Cyber Incident Victim: Liquid
Date:
Nov 2020
Location:
Japan
Summary
A cryptocurrency exchange suffered a security breach when an attacker compromised its domain provider via social engineering, hijacked DNS records, and redirected employee traffic to fraudulent login pages to steal credentials. After accessing internal email accounts and pivoting to the network, the intruder exfiltrated user data including names, addresses, emails, and encrypted passwords, though no funds were taken.

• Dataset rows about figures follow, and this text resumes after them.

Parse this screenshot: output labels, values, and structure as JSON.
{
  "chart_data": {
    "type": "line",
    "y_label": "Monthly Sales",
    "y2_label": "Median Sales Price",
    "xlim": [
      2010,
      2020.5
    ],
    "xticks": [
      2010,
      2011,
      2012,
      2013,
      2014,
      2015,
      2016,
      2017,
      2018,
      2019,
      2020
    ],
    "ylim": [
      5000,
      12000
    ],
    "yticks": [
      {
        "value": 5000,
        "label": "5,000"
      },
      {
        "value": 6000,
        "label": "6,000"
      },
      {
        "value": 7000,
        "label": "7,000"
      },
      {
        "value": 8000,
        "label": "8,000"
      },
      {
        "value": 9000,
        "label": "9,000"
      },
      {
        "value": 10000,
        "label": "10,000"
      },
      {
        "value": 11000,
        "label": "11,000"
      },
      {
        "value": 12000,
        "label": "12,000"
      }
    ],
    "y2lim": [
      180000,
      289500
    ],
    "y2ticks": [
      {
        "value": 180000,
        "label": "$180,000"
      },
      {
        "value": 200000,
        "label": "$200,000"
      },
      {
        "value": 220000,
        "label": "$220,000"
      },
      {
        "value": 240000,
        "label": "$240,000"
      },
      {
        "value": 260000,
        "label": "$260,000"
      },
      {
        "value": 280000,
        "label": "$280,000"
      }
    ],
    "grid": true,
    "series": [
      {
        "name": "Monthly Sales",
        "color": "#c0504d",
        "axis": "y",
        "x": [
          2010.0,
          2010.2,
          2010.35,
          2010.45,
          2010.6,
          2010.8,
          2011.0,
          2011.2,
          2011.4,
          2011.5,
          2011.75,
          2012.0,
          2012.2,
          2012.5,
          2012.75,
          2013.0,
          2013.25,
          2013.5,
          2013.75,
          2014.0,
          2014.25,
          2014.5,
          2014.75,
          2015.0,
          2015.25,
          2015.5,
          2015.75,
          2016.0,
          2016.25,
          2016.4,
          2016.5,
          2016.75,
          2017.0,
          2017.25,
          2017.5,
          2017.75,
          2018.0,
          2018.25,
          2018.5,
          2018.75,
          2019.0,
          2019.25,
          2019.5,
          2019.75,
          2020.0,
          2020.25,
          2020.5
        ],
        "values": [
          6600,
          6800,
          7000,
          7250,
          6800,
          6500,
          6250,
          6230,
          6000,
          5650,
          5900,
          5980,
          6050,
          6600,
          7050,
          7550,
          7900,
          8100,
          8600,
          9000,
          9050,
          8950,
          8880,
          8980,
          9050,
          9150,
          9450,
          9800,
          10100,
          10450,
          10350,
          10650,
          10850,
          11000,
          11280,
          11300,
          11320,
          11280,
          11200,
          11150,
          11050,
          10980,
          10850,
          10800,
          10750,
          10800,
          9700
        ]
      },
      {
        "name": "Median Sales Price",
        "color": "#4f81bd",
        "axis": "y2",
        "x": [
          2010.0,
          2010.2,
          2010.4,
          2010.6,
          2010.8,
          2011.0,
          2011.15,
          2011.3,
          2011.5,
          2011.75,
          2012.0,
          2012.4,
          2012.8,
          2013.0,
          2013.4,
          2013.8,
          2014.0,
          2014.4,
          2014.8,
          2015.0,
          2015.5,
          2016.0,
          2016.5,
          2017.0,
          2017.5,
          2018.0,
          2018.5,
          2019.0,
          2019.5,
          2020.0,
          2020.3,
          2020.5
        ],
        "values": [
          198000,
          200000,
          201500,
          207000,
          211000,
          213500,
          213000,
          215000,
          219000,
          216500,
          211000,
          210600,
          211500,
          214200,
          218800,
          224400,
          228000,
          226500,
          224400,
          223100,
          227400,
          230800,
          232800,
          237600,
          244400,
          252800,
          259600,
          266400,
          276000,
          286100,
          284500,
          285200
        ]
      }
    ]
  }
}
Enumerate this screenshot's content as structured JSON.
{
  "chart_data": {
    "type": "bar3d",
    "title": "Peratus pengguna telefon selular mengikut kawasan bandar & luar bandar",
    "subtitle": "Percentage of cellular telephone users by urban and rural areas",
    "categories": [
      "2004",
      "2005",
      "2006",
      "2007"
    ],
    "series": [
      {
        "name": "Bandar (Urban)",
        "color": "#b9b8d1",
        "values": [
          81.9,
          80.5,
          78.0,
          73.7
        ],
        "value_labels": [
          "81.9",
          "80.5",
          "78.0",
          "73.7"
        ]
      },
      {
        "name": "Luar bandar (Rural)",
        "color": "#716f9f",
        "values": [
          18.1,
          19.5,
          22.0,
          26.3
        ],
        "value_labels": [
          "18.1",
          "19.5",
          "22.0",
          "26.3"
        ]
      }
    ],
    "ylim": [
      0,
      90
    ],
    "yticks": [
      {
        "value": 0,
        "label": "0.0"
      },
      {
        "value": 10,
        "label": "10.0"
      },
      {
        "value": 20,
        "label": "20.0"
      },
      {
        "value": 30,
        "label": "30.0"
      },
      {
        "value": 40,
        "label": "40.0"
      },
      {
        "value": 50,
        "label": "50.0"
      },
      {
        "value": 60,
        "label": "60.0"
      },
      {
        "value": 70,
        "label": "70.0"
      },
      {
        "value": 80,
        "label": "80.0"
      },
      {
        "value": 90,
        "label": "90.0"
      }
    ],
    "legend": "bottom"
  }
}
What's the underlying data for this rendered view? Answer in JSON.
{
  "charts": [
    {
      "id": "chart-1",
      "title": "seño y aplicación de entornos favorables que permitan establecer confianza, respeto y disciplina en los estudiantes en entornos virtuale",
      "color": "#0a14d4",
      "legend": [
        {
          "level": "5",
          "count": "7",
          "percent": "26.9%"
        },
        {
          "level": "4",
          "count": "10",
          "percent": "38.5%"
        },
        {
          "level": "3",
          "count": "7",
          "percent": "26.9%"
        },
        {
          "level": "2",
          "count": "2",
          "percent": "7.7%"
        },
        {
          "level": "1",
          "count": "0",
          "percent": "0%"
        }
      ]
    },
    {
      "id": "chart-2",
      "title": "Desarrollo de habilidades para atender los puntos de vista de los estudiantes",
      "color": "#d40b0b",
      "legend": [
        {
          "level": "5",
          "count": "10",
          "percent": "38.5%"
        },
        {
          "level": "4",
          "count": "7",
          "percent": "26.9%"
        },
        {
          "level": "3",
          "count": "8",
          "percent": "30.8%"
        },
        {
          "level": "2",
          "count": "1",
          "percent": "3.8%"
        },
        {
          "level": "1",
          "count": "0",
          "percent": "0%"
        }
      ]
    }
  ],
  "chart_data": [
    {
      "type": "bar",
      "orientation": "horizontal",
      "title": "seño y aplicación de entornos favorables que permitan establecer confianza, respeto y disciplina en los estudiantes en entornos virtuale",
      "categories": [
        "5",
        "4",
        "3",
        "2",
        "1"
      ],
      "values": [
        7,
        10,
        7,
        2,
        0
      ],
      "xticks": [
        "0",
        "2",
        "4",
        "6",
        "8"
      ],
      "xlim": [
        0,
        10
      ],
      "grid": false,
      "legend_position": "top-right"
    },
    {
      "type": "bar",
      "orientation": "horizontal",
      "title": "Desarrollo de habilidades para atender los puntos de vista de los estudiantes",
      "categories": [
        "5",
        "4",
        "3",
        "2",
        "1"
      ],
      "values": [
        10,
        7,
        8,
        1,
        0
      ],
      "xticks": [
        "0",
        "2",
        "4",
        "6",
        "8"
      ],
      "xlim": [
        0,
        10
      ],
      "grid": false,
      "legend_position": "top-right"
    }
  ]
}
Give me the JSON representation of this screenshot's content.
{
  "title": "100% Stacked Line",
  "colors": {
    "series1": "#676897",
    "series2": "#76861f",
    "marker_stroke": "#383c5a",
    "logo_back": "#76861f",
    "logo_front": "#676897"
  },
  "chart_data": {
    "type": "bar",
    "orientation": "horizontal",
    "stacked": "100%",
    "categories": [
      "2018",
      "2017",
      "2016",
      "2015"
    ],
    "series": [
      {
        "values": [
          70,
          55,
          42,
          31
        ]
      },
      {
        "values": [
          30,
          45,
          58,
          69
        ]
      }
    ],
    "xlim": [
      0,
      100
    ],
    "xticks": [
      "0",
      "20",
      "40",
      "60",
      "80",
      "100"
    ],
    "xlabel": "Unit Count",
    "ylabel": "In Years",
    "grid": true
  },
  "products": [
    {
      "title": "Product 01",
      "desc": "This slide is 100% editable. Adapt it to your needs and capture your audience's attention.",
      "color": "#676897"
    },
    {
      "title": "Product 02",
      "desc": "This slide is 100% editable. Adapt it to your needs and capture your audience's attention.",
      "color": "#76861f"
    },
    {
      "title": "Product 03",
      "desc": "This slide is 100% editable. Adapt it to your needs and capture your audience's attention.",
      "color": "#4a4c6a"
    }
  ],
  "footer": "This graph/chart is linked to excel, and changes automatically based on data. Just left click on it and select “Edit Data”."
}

The company acknowledged potential theft of identity verification documents submitted by users and advised credential resets, while attributing the incident to the DNS provider’s compromise.
| CIA Posture | Motives | Tactics, Techniques & Procedures |
|---|---|---|
| Available to members | 2 motives | 2 techniques |
| Threat Actors | Type | Location |
|---|---|---|
| 0 actors | Available to members | Available to members |
Description
On November 13, 2020, Liquid, a cryptocurrency exchange ranked among the top 20 globally, suffered a security breach initiated through a social engineering attack targeting its domain name provider. The attacker successfully manipulated the provider into transferring control of Liquid’s domain account, enabling them to hijack the company’s DNS records. This redirection funneled incoming traffic to a server under the hacker’s control, which hosted fraudulent login pages designed to harvest employee email credentials. After compromising these accounts, the attacker pivoted to Liquid’s internal network infrastructure. The intrusion was detected before any customer funds were stolen, but subsequent investigations confirmed the exfiltration of user data from Liquid’s databases, including real names, home addresses, email addresses, and encrypted passwords. Liquid CEO Mike Kayamori acknowledged the possibility that proofs-of-identity submitted during user onboarding might also have been accessed, though this remained under investigation. The company urged all users to reset passwords and two-factor authentication (2FA) credentials as a precautionary measure, emphasizing that password encryption reduced immediate account risks.
The breach followed a pattern of DNS hijacking attacks prevalent in the cryptocurrency sector, as evidenced by historical incidents cited by Liquid. These included the June 2020 compromise of Coincheck, where fake login pages harvested 200 account passwords; the August 2018 MyEtherWallet DNS hijacking that collected private wallet keys; and the January 2018 theft of over $400,000 in Stellar Lumen funds from BlackWallet.com. Other notable cases involved EtherDelta (December 2017), Etherparty ICO (October 2017), and Classic Ether Wallet (July 2017), all exploiting DNS vulnerabilities to redirect users and steal credentials or assets. Liquid’s internal response centered on securing its systems, analyzing the breach scope, and coordinating with its domain provider to restore legitimate DNS configurations. No financial losses were reported, but the exposure of personally identifiable information underscored the operational and reputational impacts of the incident.